Supert is originally designed to rate multi-document summaries, but it can also be used to rate single-document summaries. In this directory we use Supert to evaluate summaries from the SummEval dataset. The summaries are generated using documents from CNN/DailyMail, and are rated by human experts on their quality in consistency, fluency, coherence and relevance.
Follow the instructions at here to prepare the data. It will generate mulitple folders, but we only need pairs/model_annotations.aligned.paired.jsonl. Move that jsonl file to this directory. It includes 100 topics, each has 23 summaries and their human ratings.

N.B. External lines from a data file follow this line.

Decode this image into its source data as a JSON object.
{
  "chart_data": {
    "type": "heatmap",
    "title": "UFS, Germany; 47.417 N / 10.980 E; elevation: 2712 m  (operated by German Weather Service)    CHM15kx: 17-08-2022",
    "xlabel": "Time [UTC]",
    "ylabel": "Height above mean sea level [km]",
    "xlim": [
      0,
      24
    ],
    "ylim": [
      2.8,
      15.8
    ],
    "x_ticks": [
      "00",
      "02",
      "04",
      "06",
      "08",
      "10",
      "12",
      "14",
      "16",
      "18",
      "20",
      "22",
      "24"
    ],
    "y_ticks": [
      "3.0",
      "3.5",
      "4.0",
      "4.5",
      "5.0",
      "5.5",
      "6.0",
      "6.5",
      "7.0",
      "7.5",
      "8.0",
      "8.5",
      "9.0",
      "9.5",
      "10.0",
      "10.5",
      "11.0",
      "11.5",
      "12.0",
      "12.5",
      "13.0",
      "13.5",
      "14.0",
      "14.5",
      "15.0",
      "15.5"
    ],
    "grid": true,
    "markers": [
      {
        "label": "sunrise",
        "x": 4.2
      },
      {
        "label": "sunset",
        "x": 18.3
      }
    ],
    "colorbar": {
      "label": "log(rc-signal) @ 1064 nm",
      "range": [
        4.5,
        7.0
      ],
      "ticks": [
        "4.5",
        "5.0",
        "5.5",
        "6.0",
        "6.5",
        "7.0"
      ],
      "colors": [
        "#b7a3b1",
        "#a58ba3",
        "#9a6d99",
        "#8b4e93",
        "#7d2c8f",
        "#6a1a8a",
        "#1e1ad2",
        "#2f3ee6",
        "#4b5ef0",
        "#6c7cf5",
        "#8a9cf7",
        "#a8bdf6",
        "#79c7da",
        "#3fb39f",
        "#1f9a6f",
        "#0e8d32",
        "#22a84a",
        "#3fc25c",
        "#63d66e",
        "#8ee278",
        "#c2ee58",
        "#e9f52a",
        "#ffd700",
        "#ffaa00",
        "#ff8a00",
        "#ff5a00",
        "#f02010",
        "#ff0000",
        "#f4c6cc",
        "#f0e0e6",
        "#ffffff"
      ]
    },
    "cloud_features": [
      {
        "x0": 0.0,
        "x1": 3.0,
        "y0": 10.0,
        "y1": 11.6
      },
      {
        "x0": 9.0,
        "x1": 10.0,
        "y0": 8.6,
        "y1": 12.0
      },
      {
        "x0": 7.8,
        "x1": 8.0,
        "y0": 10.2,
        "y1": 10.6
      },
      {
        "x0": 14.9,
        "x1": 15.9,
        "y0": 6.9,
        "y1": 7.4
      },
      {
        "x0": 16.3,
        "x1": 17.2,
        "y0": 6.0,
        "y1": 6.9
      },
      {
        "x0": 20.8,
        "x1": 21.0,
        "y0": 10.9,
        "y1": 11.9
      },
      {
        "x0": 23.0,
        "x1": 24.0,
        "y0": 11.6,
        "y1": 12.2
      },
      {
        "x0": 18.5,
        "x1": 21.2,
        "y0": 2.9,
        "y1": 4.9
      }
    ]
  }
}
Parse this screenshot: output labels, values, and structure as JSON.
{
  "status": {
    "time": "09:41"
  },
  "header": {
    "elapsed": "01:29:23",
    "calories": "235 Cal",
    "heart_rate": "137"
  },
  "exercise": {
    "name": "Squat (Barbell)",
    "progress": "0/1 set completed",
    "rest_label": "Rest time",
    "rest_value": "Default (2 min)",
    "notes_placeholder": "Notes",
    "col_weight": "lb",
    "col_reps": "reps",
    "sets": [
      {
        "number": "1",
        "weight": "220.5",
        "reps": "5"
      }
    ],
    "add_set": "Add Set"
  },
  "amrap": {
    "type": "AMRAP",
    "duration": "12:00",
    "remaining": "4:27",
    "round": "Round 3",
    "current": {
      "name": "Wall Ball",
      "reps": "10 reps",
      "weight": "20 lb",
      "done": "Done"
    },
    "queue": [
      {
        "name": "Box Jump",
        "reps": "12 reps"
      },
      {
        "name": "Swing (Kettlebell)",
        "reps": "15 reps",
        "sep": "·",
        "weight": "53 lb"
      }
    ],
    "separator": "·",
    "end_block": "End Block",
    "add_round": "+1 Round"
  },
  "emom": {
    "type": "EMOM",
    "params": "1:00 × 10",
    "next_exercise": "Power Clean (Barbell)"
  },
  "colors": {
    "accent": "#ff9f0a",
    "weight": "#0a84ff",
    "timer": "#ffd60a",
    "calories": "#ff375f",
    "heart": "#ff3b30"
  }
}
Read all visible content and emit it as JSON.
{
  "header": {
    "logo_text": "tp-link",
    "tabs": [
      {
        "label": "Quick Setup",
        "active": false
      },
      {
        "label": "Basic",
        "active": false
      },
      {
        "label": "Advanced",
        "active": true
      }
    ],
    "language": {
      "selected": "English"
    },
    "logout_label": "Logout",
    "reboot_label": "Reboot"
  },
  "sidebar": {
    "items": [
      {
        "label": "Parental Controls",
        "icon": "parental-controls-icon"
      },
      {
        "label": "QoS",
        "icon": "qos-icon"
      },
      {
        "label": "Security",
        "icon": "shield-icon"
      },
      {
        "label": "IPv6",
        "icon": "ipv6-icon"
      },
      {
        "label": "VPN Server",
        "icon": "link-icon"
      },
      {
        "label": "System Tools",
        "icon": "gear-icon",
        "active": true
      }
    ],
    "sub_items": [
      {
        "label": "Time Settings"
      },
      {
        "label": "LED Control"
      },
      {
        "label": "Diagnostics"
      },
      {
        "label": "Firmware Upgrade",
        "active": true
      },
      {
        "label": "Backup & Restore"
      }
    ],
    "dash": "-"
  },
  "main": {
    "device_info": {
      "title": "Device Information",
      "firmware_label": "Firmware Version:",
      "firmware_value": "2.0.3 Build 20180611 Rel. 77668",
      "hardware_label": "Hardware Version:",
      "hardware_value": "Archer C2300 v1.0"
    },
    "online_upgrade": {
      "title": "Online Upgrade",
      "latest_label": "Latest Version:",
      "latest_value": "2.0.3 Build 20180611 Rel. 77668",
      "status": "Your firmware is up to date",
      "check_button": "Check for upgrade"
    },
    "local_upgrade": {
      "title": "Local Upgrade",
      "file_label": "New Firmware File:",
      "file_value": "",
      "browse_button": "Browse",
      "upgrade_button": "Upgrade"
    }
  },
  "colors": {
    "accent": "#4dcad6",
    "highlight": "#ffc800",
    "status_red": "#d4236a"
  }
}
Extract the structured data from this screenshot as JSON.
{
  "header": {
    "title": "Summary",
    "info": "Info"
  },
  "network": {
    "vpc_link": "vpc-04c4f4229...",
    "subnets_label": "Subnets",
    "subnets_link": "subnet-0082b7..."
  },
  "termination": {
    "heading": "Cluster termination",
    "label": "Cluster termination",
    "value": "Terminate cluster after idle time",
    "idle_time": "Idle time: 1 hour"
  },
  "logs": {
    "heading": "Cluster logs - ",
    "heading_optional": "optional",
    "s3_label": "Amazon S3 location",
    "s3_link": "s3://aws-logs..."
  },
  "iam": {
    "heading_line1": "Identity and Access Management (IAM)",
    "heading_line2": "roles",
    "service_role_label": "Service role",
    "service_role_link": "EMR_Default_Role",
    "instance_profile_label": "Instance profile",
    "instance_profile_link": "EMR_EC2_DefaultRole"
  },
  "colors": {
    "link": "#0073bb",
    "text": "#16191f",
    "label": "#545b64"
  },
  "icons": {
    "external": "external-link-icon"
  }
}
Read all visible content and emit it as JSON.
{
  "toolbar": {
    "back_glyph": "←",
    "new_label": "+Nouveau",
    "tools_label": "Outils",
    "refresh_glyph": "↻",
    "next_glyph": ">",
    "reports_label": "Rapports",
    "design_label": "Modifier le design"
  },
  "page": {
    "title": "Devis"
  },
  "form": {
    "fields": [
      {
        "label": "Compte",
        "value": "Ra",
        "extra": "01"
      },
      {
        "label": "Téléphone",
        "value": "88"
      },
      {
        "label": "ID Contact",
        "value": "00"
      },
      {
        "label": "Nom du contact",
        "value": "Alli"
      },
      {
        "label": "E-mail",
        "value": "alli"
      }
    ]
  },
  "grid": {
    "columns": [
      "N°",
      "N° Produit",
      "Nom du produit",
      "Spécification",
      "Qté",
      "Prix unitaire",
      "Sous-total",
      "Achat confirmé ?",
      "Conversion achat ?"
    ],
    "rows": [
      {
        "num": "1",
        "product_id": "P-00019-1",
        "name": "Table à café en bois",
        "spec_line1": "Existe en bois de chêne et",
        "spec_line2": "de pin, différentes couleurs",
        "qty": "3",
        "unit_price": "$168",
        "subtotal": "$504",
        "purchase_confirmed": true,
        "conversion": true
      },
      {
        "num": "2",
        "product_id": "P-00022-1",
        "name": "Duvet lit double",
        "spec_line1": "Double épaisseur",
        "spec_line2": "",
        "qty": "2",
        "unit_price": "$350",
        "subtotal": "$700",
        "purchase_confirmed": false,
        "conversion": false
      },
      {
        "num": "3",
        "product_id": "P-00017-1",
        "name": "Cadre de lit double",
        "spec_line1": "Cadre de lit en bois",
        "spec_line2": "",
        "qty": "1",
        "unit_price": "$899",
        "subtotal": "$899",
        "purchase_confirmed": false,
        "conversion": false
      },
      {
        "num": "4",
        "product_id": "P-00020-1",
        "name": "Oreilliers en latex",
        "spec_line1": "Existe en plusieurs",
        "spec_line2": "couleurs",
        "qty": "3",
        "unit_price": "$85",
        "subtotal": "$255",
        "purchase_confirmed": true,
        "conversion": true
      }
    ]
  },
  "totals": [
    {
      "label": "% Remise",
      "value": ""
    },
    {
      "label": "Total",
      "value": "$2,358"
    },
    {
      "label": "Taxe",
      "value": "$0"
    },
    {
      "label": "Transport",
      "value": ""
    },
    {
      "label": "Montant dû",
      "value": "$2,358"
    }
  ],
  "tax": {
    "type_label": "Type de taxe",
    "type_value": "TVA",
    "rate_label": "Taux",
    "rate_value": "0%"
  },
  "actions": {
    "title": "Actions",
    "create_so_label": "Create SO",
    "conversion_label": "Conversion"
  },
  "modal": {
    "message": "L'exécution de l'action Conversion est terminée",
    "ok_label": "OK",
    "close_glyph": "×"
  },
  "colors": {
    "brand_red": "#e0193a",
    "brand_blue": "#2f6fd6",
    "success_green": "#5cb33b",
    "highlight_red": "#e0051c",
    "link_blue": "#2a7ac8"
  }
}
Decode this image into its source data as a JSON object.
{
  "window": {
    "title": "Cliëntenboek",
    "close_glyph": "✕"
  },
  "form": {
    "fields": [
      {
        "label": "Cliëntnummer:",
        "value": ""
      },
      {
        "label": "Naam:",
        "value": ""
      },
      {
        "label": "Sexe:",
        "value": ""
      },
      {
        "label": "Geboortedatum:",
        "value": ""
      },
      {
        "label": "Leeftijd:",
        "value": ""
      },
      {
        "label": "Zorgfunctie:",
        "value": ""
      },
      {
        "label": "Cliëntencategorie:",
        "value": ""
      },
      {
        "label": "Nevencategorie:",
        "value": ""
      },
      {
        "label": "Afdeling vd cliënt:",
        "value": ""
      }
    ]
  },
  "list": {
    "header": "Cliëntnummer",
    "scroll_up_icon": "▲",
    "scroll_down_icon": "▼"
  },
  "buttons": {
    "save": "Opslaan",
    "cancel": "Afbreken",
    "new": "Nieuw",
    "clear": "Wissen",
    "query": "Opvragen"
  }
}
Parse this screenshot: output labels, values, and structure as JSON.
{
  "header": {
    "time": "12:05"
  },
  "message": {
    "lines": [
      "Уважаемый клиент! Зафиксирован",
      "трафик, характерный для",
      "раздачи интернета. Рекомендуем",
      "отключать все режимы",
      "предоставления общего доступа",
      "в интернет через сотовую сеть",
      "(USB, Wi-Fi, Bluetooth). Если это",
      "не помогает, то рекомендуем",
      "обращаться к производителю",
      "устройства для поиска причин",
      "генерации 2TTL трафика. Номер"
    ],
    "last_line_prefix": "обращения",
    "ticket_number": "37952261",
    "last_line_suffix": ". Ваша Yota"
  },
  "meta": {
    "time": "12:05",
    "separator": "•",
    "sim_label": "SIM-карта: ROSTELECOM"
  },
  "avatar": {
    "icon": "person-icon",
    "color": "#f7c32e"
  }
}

Simply run the following command:
python supert_summ_eval.py
It will use Supert to rate all summaries in the SummEval dataset and compute the correlation between the Supert scores and the human ratings. The default setup is to use the first 10 sentences from each document to build the pseudo reference, but you could change the strategy at line 101 in supert_summ_eval.py:
supert_scores = generate_supert_scores(summ_eval_data, 'top10')
The generated Supert scores will also be saved at a pickle file to facilitate reuse.
The Pearson correlation between Supert scores and human ratings are below.
Coherence | Fluency | Relavancy | Consistency | |
---|---|---|---|---|
Supert, top10 | .220 | .300 | .309 | .391 |
Supert, top200 | .221 | .287 | .311 | .389 |